In their drive to cut a deal, they emphasized its financial merits while failing to articulate an artistic vision. They failed, too, to see how the broad constituencies their museums serve make the process of combining them far more complex than putting two companies together. They've ruffled some expensive feathers among trustees with fund-raising clout. They've angered Laguna citizens who want trustees recalled for suggesting that their local museum be closed.

Martin says, "'What we dramatically underestimated was the element of a kind of self-centered parochialism within the Laguna community."

Adds LeVasseur, "I thought we were doing the right thing for this institution and when anybody saw it, it'd be hands down, everybody'd go for it.

The duo, who have become friends in the process, recently discussed their views in a wide-ranging interview at the Pacific Club. They had just met over lunch at the private Newport Beach club to discuss whether Martin might invest in a company owned by a friend of LeVasseur.

LeVasseur is kicking himself for failing to read up on the Laguna museum's quirky bylaws until a month ago. They give its 1,383 voting members--about 390 of whom live in Laguna--the power to approve or disapprove the merger.

If he'd known about them a year ago, he says, he would have followed standard corporate operating procedure: change the bylaws, shifting power to the trustees.

The two also feel they've been personally threatened.

Martin says that, while trustees from the two museums met Feb. 27 at the Five Crowns restaurant in Corona del Mar, somebody scratched his black Mercedes SEL with a key.

LeVasseur says someone left a message on his answering machine: "You can hurt us. We can hurt you."

*

These two highly successful practitioners of the corporate deal might as well have landed on a foreign planet. They're accustomed to quiet boardrooms, far from the glare of publicity.

In the private business world, Martin, who is 59, has built a reputation for his intelligence, integrity and artistic bent.

His longtime friend, Fred Chaney, the chairman of a Newport Beach-based company which runs education programs for company presidents, says Martin's "raw mental horsepower" amazes him.

Martin, the son of a postmaster from Willard, Ohio, moved to California after putting himself through Ohio State University. He spent years running and advising companies on business development, mergers and financing. In 1985, he founded Enterprise Partners, a Newport Beach venture capital firm.
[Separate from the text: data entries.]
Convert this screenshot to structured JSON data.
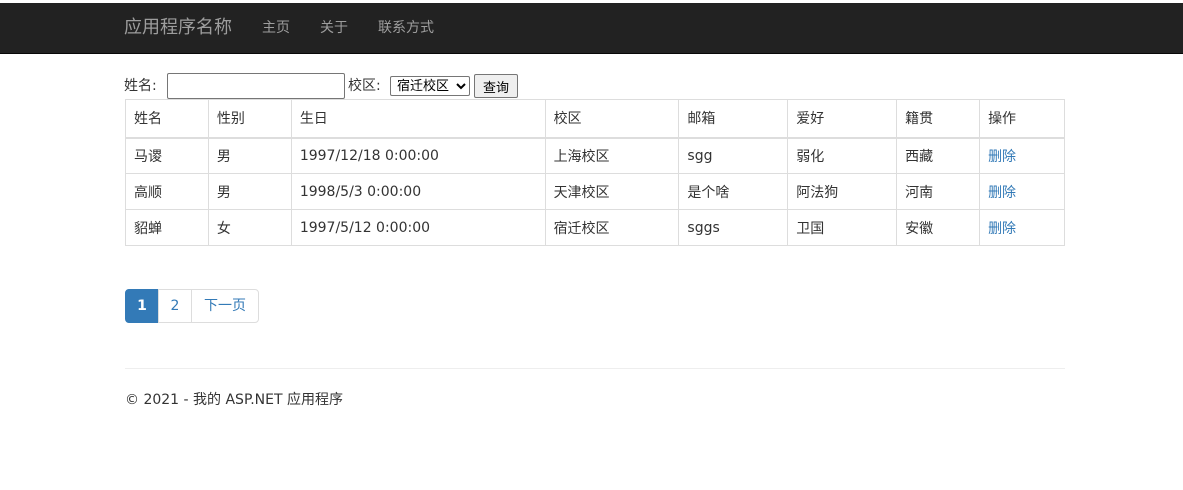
{
  "navbar": {
    "brand": "应用程序名称",
    "items": [
      "主页",
      "关于",
      "联系方式"
    ]
  },
  "search": {
    "name_label": "姓名:",
    "name_value": "",
    "campus_label": "校区:",
    "campus_selected": "宿迁校区",
    "query_label": "查询"
  },
  "table": {
    "headers": [
      "姓名",
      "性别",
      "生日",
      "校区",
      "邮箱",
      "爱好",
      "籍贯",
      "操作"
    ],
    "rows": [
      [
        "马谡",
        "男",
        "1997/12/18 0:00:00",
        "上海校区",
        "sgg",
        "弱化",
        "西藏",
        "删除"
      ],
      [
        "高顺",
        "男",
        "1998/5/3 0:00:00",
        "天津校区",
        "是个啥",
        "阿法狗",
        "河南",
        "删除"
      ],
      [
        "貂蝉",
        "女",
        "1997/5/12 0:00:00",
        "宿迁校区",
        "sggs",
        "卫国",
        "安徽",
        "删除"
      ]
    ]
  },
  "pagination": {
    "pages": [
      "1",
      "2"
    ],
    "current": "1",
    "next_label": "下一页"
  },
  "footer": {
    "text": "© 2021 - 我的 ASP.NET 应用程序"
  },
  "colors": {
    "navbar_bg": "#222222",
    "navbar_text": "#9d9d9d",
    "link": "#337ab7",
    "active_page": "#337ab7"
  }
}
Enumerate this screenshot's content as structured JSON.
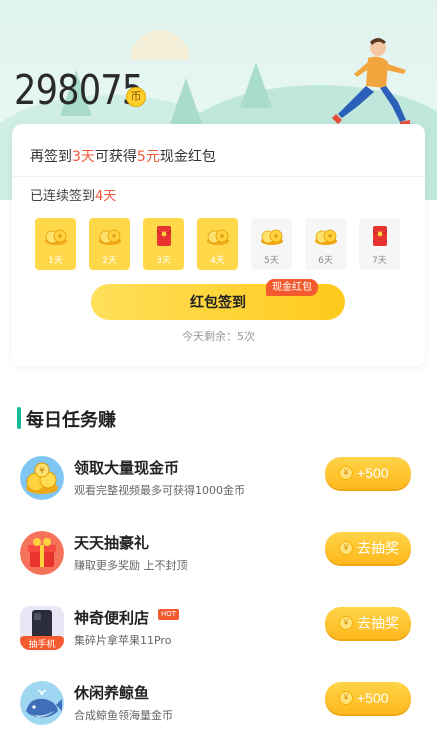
{
  "header": {
    "coin_balance": "298075",
    "coin_unit": "币"
  },
  "signin": {
    "prompt_prefix": "再签到",
    "prompt_days": "3天",
    "prompt_mid": "可获得",
    "prompt_amount": "5元",
    "prompt_suffix": "现金红包",
    "streak_prefix": "已连续签到",
    "streak_days": "4天",
    "days": [
      {
        "label": "1天",
        "state": "done",
        "reward": "coin"
      },
      {
        "label": "2天",
        "state": "done",
        "reward": "coin"
      },
      {
        "label": "3天",
        "state": "done",
        "reward": "red-envelope"
      },
      {
        "label": "4天",
        "state": "done",
        "reward": "coin"
      },
      {
        "label": "5天",
        "state": "todo",
        "reward": "coin"
      },
      {
        "label": "6天",
        "state": "todo",
        "reward": "coin"
      },
      {
        "label": "7天",
        "state": "todo",
        "reward": "red-envelope"
      }
    ],
    "button_label": "红包签到",
    "button_tag": "现金红包",
    "remaining": "今天剩余：5次"
  },
  "tasks_section": {
    "title": "每日任务赚",
    "items": [
      {
        "title": "领取大量现金币",
        "desc": "观看完整视频最多可获得1000金币",
        "action": "+500",
        "icon": "coin-pile-icon"
      },
      {
        "title": "天天抽豪礼",
        "desc": "赚取更多奖励 上不封顶",
        "action": "去抽奖",
        "icon": "gift-box-icon"
      },
      {
        "title": "神奇便利店",
        "desc": "集碎片拿苹果11Pro",
        "action": "去抽奖",
        "icon": "phone-icon",
        "badge": "HOT",
        "icon_label": "抽手机"
      },
      {
        "title": "休闲养鲸鱼",
        "desc": "合成鲸鱼领海量金币",
        "action": "+500",
        "icon": "whale-icon"
      }
    ]
  },
  "colors": {
    "accent_red": "#f0573a",
    "accent_yellow": "#ffc91c",
    "section_green": "#18b99a"
  }
}
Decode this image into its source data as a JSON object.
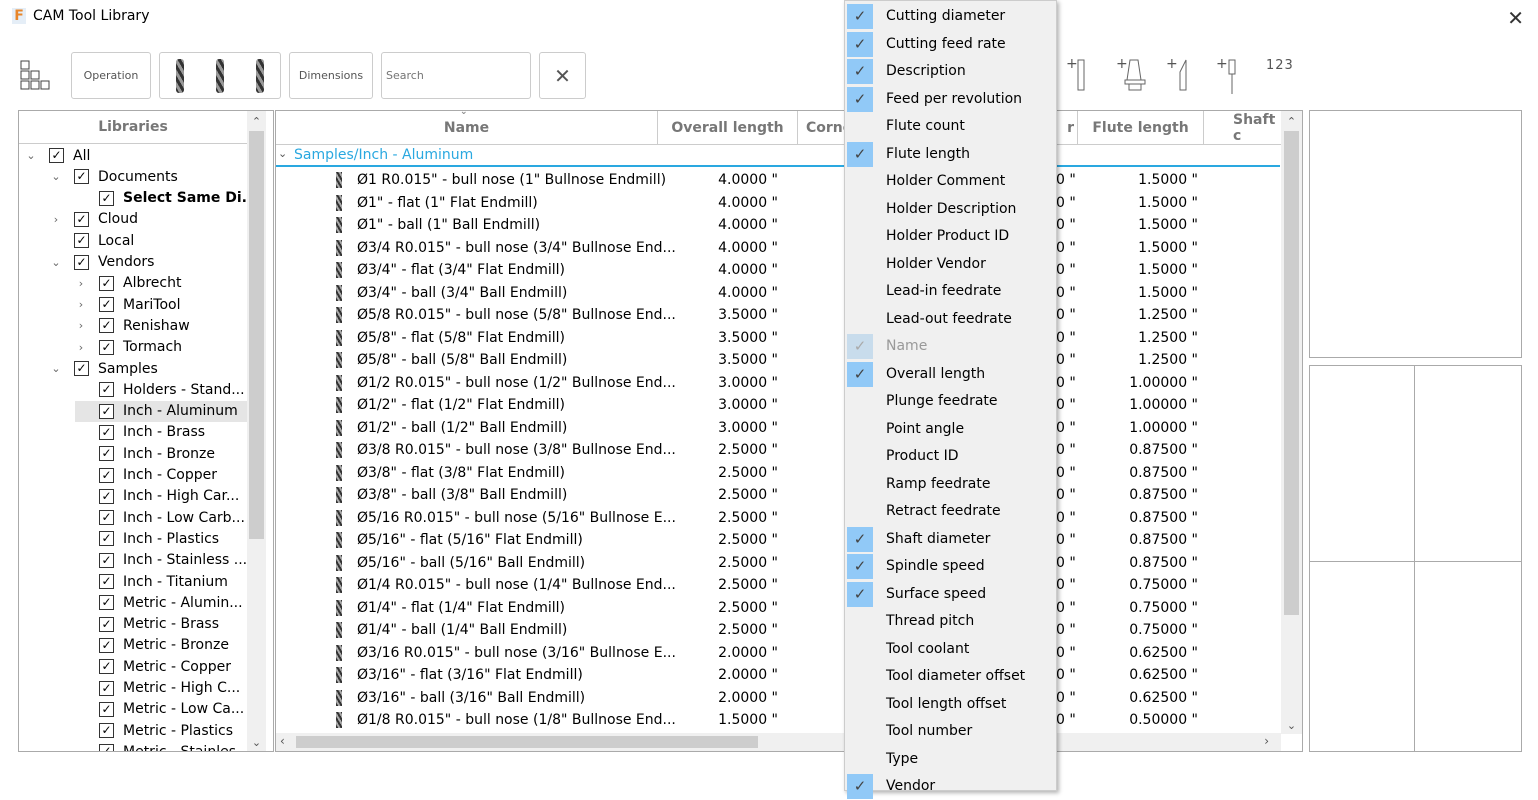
{
  "window": {
    "title": "CAM Tool Library",
    "logo": "F",
    "close_icon": "close-icon"
  },
  "toolbar": {
    "operation": "Operation",
    "dimensions": "Dimensions",
    "search_placeholder": "Search",
    "clear": "✕",
    "numbering": "123"
  },
  "libraries": {
    "header": "Libraries",
    "items": [
      {
        "label": "All",
        "level": 0,
        "chevron": "down",
        "bold": false
      },
      {
        "label": "Documents",
        "level": 1,
        "chevron": "down"
      },
      {
        "label": "Select Same Di...",
        "level": 2,
        "chevron": "",
        "bold": true
      },
      {
        "label": "Cloud",
        "level": 1,
        "chevron": "right"
      },
      {
        "label": "Local",
        "level": 1,
        "chevron": ""
      },
      {
        "label": "Vendors",
        "level": 1,
        "chevron": "down"
      },
      {
        "label": "Albrecht",
        "level": 2,
        "chevron": "right"
      },
      {
        "label": "MariTool",
        "level": 2,
        "chevron": "right"
      },
      {
        "label": "Renishaw",
        "level": 2,
        "chevron": "right"
      },
      {
        "label": "Tormach",
        "level": 2,
        "chevron": "right"
      },
      {
        "label": "Samples",
        "level": 1,
        "chevron": "down"
      },
      {
        "label": "Holders - Stand...",
        "level": 2,
        "chevron": ""
      },
      {
        "label": "Inch - Aluminum",
        "level": 2,
        "chevron": "",
        "selected": true
      },
      {
        "label": "Inch - Brass",
        "level": 2,
        "chevron": ""
      },
      {
        "label": "Inch - Bronze",
        "level": 2,
        "chevron": ""
      },
      {
        "label": "Inch - Copper",
        "level": 2,
        "chevron": ""
      },
      {
        "label": "Inch - High Car...",
        "level": 2,
        "chevron": ""
      },
      {
        "label": "Inch - Low Carb...",
        "level": 2,
        "chevron": ""
      },
      {
        "label": "Inch - Plastics",
        "level": 2,
        "chevron": ""
      },
      {
        "label": "Inch - Stainless ...",
        "level": 2,
        "chevron": ""
      },
      {
        "label": "Inch - Titanium",
        "level": 2,
        "chevron": ""
      },
      {
        "label": "Metric - Alumin...",
        "level": 2,
        "chevron": ""
      },
      {
        "label": "Metric - Brass",
        "level": 2,
        "chevron": ""
      },
      {
        "label": "Metric - Bronze",
        "level": 2,
        "chevron": ""
      },
      {
        "label": "Metric - Copper",
        "level": 2,
        "chevron": ""
      },
      {
        "label": "Metric - High C...",
        "level": 2,
        "chevron": ""
      },
      {
        "label": "Metric - Low Ca...",
        "level": 2,
        "chevron": ""
      },
      {
        "label": "Metric - Plastics",
        "level": 2,
        "chevron": ""
      },
      {
        "label": "Metric - Stainles...",
        "level": 2,
        "chevron": ""
      }
    ]
  },
  "table": {
    "columns": [
      "Name",
      "Overall length",
      "Corne",
      "r",
      "Flute length",
      "Shaft c"
    ],
    "group": "Samples/Inch - Aluminum",
    "rows": [
      [
        "Ø1 R0.015\" - bull nose (1\" Bullnose Endmill)",
        "4.0000 \"",
        "0 \"",
        "1.5000 \""
      ],
      [
        "Ø1\" - flat (1\" Flat Endmill)",
        "4.0000 \"",
        "0 \"",
        "1.5000 \""
      ],
      [
        "Ø1\" - ball (1\" Ball Endmill)",
        "4.0000 \"",
        "0 \"",
        "1.5000 \""
      ],
      [
        "Ø3/4 R0.015\" - bull nose (3/4\" Bullnose End...",
        "4.0000 \"",
        "0 \"",
        "1.5000 \""
      ],
      [
        "Ø3/4\" - flat (3/4\" Flat Endmill)",
        "4.0000 \"",
        "0 \"",
        "1.5000 \""
      ],
      [
        "Ø3/4\" - ball (3/4\" Ball Endmill)",
        "4.0000 \"",
        "0 \"",
        "1.5000 \""
      ],
      [
        "Ø5/8 R0.015\" - bull nose (5/8\" Bullnose End...",
        "3.5000 \"",
        "0 \"",
        "1.2500 \""
      ],
      [
        "Ø5/8\" - flat (5/8\" Flat Endmill)",
        "3.5000 \"",
        "0 \"",
        "1.2500 \""
      ],
      [
        "Ø5/8\" - ball (5/8\" Ball Endmill)",
        "3.5000 \"",
        "0 \"",
        "1.2500 \""
      ],
      [
        "Ø1/2 R0.015\" - bull nose (1/2\" Bullnose End...",
        "3.0000 \"",
        "0 \"",
        "1.00000 \""
      ],
      [
        "Ø1/2\" - flat (1/2\" Flat Endmill)",
        "3.0000 \"",
        "0 \"",
        "1.00000 \""
      ],
      [
        "Ø1/2\" - ball (1/2\" Ball Endmill)",
        "3.0000 \"",
        "0 \"",
        "1.00000 \""
      ],
      [
        "Ø3/8 R0.015\" - bull nose (3/8\" Bullnose End...",
        "2.5000 \"",
        "0 \"",
        "0.87500 \""
      ],
      [
        "Ø3/8\" - flat (3/8\" Flat Endmill)",
        "2.5000 \"",
        "0 \"",
        "0.87500 \""
      ],
      [
        "Ø3/8\" - ball (3/8\" Ball Endmill)",
        "2.5000 \"",
        "0 \"",
        "0.87500 \""
      ],
      [
        "Ø5/16 R0.015\" - bull nose (5/16\" Bullnose E...",
        "2.5000 \"",
        "0 \"",
        "0.87500 \""
      ],
      [
        "Ø5/16\" - flat (5/16\" Flat Endmill)",
        "2.5000 \"",
        "0 \"",
        "0.87500 \""
      ],
      [
        "Ø5/16\" - ball (5/16\" Ball Endmill)",
        "2.5000 \"",
        "0 \"",
        "0.87500 \""
      ],
      [
        "Ø1/4 R0.015\" - bull nose (1/4\" Bullnose End...",
        "2.5000 \"",
        "0 \"",
        "0.75000 \""
      ],
      [
        "Ø1/4\" - flat (1/4\" Flat Endmill)",
        "2.5000 \"",
        "0 \"",
        "0.75000 \""
      ],
      [
        "Ø1/4\" - ball (1/4\" Ball Endmill)",
        "2.5000 \"",
        "0 \"",
        "0.75000 \""
      ],
      [
        "Ø3/16 R0.015\" - bull nose (3/16\" Bullnose E...",
        "2.0000 \"",
        "0 \"",
        "0.62500 \""
      ],
      [
        "Ø3/16\" - flat (3/16\" Flat Endmill)",
        "2.0000 \"",
        "0 \"",
        "0.62500 \""
      ],
      [
        "Ø3/16\" - ball (3/16\" Ball Endmill)",
        "2.0000 \"",
        "0 \"",
        "0.62500 \""
      ],
      [
        "Ø1/8 R0.015\" - bull nose (1/8\" Bullnose End...",
        "1.5000 \"",
        "0 \"",
        "0.50000 \""
      ]
    ]
  },
  "column_menu": {
    "check_color": "#91c9f7",
    "items": [
      {
        "label": "Cutting diameter",
        "checked": true
      },
      {
        "label": "Cutting feed rate",
        "checked": true
      },
      {
        "label": "Description",
        "checked": true
      },
      {
        "label": "Feed per revolution",
        "checked": true
      },
      {
        "label": "Flute count",
        "checked": false
      },
      {
        "label": "Flute length",
        "checked": true
      },
      {
        "label": "Holder Comment",
        "checked": false
      },
      {
        "label": "Holder Description",
        "checked": false
      },
      {
        "label": "Holder Product ID",
        "checked": false
      },
      {
        "label": "Holder Vendor",
        "checked": false
      },
      {
        "label": "Lead-in feedrate",
        "checked": false
      },
      {
        "label": "Lead-out feedrate",
        "checked": false
      },
      {
        "label": "Name",
        "checked": true,
        "disabled": true
      },
      {
        "label": "Overall length",
        "checked": true
      },
      {
        "label": "Plunge feedrate",
        "checked": false
      },
      {
        "label": "Point angle",
        "checked": false
      },
      {
        "label": "Product ID",
        "checked": false
      },
      {
        "label": "Ramp feedrate",
        "checked": false
      },
      {
        "label": "Retract feedrate",
        "checked": false
      },
      {
        "label": "Shaft diameter",
        "checked": true
      },
      {
        "label": "Spindle speed",
        "checked": true
      },
      {
        "label": "Surface speed",
        "checked": true
      },
      {
        "label": "Thread pitch",
        "checked": false
      },
      {
        "label": "Tool coolant",
        "checked": false
      },
      {
        "label": "Tool diameter offset",
        "checked": false
      },
      {
        "label": "Tool length offset",
        "checked": false
      },
      {
        "label": "Tool number",
        "checked": false
      },
      {
        "label": "Type",
        "checked": false
      },
      {
        "label": "Vendor",
        "checked": true
      }
    ]
  }
}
Enterprise has $215 million worth of investments in health care and information technology companies, with investors ranging from founders and chief executives of California companies to major organizations such as AT&T and Citicorp.

LeVasseur, 52, a milkman's son born in Washington, D.C, and raised in Westchester in Los Angeles, has always impressed friends as someone who makes dreams happen. While surfing the Pacific waves as a child, he used to admire homes along the oceanfront bluff. Now he has built one for himself.

As a teenager doing factory work, he imagined himself one day owning his own business. He got an MBA from USC, then a job as an acquisitions specialist for ICN Pharmaceuticals Inc. president Milan Panic.

He next joined other investors who turned a nursing home company into a publishing firm, then sold the publishing assets to ABC in 1977.